Not a single cliche is excluded from the strange, disproportionate belly of the penguin, from the thundering cannon, the silent Muses and the end justifying the means to defensive democracy, a ruling that takes up 55 pages, a dense medley of citations upon citations - and is a very thin ruling, a gaunt skeleton in the body of a fat penguin. Many of the citations are from Barak himself, like the snake that holds its tail in its mouth.

It is hard to pluck from these rulings an independent statement that stands courageously on its own legs - looking squarely at the deeds of IDF soldiers, listening to the cries of the injured, accompanying the funeral processions and seeking the wretched infant's crib among the ruins of the demolished houses.
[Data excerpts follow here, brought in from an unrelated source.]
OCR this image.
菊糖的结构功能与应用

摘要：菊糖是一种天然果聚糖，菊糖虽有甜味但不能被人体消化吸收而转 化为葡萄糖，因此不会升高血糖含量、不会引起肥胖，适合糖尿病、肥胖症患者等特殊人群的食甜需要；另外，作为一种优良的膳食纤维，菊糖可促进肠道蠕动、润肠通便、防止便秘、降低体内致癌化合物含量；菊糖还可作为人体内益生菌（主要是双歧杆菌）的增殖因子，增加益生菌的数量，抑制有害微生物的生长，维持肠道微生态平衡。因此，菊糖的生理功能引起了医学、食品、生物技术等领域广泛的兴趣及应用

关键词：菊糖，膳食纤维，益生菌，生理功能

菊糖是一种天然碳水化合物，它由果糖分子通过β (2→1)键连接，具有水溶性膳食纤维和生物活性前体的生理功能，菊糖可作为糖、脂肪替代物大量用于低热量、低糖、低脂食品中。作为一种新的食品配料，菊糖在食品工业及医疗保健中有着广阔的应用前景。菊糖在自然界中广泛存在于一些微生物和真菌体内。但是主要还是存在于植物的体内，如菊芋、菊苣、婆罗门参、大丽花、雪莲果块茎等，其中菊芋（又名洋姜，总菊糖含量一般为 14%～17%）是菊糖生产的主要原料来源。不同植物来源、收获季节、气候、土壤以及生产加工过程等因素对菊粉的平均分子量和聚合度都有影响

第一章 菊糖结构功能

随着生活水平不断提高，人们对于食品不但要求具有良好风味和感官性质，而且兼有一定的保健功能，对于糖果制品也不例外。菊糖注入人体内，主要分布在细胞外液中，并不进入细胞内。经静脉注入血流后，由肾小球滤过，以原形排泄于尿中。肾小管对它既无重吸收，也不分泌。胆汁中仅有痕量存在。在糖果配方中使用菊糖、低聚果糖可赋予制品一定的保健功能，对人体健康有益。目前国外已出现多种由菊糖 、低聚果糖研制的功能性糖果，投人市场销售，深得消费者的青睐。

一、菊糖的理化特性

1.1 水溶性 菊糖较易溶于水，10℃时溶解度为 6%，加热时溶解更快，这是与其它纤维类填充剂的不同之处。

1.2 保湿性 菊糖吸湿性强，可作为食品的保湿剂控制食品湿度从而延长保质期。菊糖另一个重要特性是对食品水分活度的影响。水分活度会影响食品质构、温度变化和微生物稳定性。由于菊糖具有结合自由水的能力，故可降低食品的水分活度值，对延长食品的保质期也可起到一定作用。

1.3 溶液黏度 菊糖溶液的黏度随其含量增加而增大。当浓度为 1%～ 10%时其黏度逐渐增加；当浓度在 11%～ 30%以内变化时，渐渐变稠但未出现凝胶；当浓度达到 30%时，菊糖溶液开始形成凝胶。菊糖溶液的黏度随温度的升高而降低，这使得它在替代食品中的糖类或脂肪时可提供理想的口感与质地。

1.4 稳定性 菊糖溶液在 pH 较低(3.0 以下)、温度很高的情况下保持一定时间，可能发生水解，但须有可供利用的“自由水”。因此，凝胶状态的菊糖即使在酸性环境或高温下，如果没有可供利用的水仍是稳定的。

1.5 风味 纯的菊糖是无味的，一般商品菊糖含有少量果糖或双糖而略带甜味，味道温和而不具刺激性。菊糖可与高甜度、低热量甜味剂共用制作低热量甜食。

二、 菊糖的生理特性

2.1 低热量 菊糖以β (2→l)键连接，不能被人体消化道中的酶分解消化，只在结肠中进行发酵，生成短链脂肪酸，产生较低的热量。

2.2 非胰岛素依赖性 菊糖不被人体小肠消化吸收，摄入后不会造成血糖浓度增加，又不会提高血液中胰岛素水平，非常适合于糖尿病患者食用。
The citation is the refuge of the judge who flees from personal responsibility; he conjures up his judicial ancestors and enlists their voices to silence the weeping that rises in the dark night of the law.

Thus Barak bid farewell to the occupied territories that throughout all his years in the Supreme Court were under the protection of the Supreme Court. The years of the occupation have engendered a terrible monster - policies of targeted assassinations, the composing of hit-lists, the creation of a hierarchy of authorizations to murder, policies that abolish personal responsibility for murder and replace it with the banality of a bureaucracy of murder.

And in the very last ruling that was issued in his name, Barak has nothing to say about this, and chooses to sum up his judicial career in the Supreme Court in the words that conclude the ruling: "Therefore it has been decided that it is not to be determined in advance that every targeted assassination is prohibited under customary international law, just as it is not to be determined in advance that every targeted assassination is permissible under customary international law. The laws of targeted assassination are determined in customary international law, and the constitutionality of each individual interception must be determined in the light of them."

What is Justice Barak saying? These are his words of farewell to us, this is what hides behind proportionality and reasonableness and the Canadian Constitution and the Jewish and democratic state and the instructions for assembling a homemade constitution that is made up of three parts, that whatever is legal is permissible and whatever is not legal is prohibited.

The writer is an attorney specializing in human and civil rights.